La Provence : Le report de quinze jours annoncé par le gouvernement peut-il vous inciter à discuter ou est-ce définitivement non?
Jean-Claude Mailly : Ce projet de loi nous pose d’abord un problème de philosophie générale. On est en train de remettre en cause des droits fondamentaux pour tout ramener au niveau de l’entreprise, là où le rapport de forces est le plus fragile. C’est une vieille demande patronale. Après, c’est décliné dans toute une série de points, en matière de salaires, de durée du travail, de temps partiel, de médecine du travail… C’est une remise à plat qu’il faut. Il faut donc suspendre ce projet. C’est ce que je dirai lundi au Premier ministre. On arrête, on gèle, on discute et on ne se met pas de délai. Sinon, si le projet est bloqué, on ira au bras de fer. Cela se traduira par des arrêts de travail.
Y a-t-il des lignes rouges sur lesquelles vous ne transigerez en aucun cas ?
Jean-Claude Mailly : Il y a effectivement les licenciements économiques, les prud’hommes, les accords de branche et les conventions collectives qu’ils veulent casser… Mais le problème ne se limite pas à trois ou quatre points.
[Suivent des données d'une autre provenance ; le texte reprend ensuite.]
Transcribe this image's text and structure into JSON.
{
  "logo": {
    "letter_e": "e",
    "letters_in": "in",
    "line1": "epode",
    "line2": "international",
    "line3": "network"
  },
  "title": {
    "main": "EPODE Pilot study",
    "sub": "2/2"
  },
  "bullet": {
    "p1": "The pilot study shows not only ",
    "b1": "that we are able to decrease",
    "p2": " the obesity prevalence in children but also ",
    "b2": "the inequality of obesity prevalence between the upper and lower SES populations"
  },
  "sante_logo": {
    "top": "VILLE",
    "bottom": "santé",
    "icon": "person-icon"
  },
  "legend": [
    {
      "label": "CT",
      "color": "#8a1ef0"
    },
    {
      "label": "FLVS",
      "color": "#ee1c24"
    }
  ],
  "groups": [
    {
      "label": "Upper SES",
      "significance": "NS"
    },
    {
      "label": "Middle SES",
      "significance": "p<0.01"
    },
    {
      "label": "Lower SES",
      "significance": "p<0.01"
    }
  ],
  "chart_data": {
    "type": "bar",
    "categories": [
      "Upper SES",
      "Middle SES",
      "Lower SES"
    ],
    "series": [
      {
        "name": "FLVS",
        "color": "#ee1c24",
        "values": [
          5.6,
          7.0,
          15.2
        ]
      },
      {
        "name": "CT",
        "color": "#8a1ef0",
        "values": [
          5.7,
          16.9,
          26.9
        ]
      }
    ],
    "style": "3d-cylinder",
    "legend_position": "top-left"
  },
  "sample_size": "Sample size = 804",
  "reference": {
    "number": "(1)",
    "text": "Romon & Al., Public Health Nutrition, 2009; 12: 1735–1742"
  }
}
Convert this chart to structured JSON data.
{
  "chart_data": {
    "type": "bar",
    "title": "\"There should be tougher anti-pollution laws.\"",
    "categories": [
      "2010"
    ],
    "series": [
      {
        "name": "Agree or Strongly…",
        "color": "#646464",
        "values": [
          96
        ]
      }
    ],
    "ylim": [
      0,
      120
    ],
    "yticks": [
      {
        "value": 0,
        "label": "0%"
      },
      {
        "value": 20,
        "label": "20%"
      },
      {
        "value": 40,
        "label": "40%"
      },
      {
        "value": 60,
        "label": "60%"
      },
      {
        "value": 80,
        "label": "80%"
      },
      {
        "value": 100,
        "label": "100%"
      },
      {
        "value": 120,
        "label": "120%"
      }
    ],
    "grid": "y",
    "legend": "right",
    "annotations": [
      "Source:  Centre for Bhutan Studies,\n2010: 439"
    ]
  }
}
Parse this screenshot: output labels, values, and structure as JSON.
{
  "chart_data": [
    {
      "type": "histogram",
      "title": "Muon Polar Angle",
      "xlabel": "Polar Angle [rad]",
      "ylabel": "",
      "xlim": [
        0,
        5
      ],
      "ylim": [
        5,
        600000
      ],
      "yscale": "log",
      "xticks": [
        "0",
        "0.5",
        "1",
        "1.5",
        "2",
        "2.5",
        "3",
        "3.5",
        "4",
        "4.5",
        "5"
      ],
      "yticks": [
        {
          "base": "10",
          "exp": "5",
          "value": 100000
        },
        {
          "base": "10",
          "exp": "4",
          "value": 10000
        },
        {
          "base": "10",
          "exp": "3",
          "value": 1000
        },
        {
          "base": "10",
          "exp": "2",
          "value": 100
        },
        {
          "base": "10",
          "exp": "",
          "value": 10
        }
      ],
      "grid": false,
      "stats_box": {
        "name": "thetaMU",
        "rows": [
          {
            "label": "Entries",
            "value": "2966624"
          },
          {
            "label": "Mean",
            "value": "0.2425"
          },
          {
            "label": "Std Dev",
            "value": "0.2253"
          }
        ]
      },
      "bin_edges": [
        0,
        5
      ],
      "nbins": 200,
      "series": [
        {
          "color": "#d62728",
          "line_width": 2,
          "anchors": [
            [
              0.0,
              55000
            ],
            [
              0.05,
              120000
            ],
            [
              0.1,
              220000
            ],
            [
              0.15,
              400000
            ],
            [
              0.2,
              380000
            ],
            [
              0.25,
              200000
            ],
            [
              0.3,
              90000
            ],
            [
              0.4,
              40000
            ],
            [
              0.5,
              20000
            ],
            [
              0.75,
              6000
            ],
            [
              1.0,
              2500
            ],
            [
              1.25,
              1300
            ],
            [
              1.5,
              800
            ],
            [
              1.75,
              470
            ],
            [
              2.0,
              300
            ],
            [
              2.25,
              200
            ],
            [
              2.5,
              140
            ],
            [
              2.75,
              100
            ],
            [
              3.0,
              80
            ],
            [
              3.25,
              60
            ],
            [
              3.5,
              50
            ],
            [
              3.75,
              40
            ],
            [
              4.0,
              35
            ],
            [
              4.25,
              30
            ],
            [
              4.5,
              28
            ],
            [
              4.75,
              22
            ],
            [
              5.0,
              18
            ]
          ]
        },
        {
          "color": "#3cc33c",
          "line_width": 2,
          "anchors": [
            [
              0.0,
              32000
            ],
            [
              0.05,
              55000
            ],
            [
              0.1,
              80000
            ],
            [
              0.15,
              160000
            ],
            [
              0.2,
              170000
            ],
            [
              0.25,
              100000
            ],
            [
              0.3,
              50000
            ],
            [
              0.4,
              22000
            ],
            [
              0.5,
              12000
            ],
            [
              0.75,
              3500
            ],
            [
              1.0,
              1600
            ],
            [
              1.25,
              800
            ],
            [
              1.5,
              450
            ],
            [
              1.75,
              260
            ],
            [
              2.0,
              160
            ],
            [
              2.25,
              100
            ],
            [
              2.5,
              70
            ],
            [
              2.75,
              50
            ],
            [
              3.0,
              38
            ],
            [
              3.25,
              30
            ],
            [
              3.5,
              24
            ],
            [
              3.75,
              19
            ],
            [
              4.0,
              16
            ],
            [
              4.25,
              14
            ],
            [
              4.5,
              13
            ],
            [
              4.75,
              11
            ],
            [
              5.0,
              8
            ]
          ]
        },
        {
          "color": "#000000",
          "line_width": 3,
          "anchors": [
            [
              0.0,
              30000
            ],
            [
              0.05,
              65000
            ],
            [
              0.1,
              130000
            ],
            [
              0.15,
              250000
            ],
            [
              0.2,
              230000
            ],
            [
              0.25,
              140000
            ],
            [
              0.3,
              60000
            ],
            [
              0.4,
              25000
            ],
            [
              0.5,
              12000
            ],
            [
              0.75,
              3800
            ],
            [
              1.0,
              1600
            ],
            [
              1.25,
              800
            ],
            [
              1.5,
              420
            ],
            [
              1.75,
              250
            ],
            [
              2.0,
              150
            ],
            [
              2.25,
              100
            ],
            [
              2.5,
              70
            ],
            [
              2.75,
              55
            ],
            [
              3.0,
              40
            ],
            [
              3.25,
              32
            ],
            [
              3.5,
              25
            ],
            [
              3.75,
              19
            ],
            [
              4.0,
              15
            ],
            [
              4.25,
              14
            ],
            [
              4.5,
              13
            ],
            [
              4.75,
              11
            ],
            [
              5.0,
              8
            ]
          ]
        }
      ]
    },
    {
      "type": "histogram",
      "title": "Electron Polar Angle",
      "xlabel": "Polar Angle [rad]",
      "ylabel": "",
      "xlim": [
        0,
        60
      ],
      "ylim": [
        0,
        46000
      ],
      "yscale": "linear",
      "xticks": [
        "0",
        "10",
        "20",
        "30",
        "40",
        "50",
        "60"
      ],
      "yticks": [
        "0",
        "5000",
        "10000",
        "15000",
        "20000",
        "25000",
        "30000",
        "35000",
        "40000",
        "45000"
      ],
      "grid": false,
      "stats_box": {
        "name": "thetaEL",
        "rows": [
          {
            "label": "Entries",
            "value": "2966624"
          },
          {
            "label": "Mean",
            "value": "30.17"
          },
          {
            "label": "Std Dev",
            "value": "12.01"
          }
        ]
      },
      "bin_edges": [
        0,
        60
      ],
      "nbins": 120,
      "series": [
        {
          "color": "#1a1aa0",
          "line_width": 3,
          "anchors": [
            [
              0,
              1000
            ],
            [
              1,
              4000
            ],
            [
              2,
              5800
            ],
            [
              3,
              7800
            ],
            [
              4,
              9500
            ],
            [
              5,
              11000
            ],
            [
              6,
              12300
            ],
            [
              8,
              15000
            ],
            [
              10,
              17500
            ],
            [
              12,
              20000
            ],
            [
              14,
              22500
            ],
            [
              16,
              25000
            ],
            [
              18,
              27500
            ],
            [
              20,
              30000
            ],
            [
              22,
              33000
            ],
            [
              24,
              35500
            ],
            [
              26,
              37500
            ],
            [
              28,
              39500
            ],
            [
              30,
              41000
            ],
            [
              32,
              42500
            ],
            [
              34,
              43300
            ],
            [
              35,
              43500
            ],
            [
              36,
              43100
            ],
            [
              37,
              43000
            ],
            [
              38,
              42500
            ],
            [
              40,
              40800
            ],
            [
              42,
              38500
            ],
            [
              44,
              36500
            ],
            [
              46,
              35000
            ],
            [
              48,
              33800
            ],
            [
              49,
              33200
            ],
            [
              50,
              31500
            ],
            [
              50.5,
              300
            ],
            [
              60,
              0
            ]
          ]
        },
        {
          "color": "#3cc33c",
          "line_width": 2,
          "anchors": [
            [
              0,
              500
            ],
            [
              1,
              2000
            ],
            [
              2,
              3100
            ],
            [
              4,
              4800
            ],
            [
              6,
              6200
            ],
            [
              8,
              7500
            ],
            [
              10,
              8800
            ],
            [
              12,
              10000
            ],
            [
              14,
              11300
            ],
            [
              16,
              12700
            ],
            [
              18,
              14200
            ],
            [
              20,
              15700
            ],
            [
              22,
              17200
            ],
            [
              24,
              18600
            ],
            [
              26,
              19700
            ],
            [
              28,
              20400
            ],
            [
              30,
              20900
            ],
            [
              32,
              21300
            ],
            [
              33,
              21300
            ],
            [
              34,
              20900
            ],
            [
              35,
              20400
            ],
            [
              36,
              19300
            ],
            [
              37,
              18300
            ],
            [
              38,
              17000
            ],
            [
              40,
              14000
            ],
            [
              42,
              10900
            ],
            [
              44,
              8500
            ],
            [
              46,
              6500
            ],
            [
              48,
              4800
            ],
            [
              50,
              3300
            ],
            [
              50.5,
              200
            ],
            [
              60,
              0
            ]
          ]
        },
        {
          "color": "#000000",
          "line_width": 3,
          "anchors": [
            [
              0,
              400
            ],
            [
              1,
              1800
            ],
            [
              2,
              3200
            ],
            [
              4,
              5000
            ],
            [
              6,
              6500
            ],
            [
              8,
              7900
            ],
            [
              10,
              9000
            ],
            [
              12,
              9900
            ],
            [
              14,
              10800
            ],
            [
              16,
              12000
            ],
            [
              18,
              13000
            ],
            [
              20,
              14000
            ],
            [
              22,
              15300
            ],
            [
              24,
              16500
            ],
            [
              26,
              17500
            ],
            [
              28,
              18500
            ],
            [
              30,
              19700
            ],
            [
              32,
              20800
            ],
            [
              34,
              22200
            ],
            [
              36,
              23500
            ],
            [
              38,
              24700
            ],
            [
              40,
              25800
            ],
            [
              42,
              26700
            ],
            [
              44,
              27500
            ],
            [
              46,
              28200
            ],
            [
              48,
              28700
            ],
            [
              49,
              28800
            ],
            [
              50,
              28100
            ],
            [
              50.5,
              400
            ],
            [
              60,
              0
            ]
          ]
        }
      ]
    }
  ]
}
C’est là notre différence avec d’autres organisations syndicales. Donc, on revoit tout. On ne peut se contenter de trois ou quatre aménagements. Je ne connais pas le Code du travail par cœur, mais je le connais mieux que le Premier ministre.
Tout est-il vraiment à jeter ?
Jean-Claude Mailly : On peut revoir le Code du travail. Il n’est pas intangible et il évolue tout le temps. S’il est aussi complexe aujourd’hui, c’est parce que les employeurs y ont ajouté des complications. Mais il y a un problème de méthode. On n’a jamais eu l’intégralité de ce projet entre les mains. On nous l’a montré sans qu’on puisse le regarder. J’ai connu trois présidents de la République depuis que je dirige FO et jamais je n’ai vu aussi peu de dialogue social ! En étant de plus en plus libéral, le gouvernement est de plus en plus autoritaire sur le plan social. Le Medef est satisfait, c’est bien le signe que ça ne va pas.
Que pensez-vous de la relation privilégiée qui s’installe entre le gouvernement et la CFDT ?
Jean-Claude Mailly : J’ai toujours considéré que c’était dangereux, pour un gouvernement comme pour un syndicat, d’avoir des liens privilégiés. Là, ça atteint des sommets. Certains ministres sont même intervenus pour dire qu’il fallait arriver à un accord avec la CFDT. On n’a qu’à mettre Laurent Berger ministre du Travail, ce sera plus clair. Un minimum de respect des procédures démocratiques suppose que tout le monde soit écouté. Le gouvernement, à force de se mettre des œillères, récolte la tempête qu’il a semée. Il faut être aveugle pour simplement reporter de quinze jours. Le seul mot d’ordre, c’est le retrait du projet. Ou alors on descend dans la rue. Il n’y a pas 36 solutions.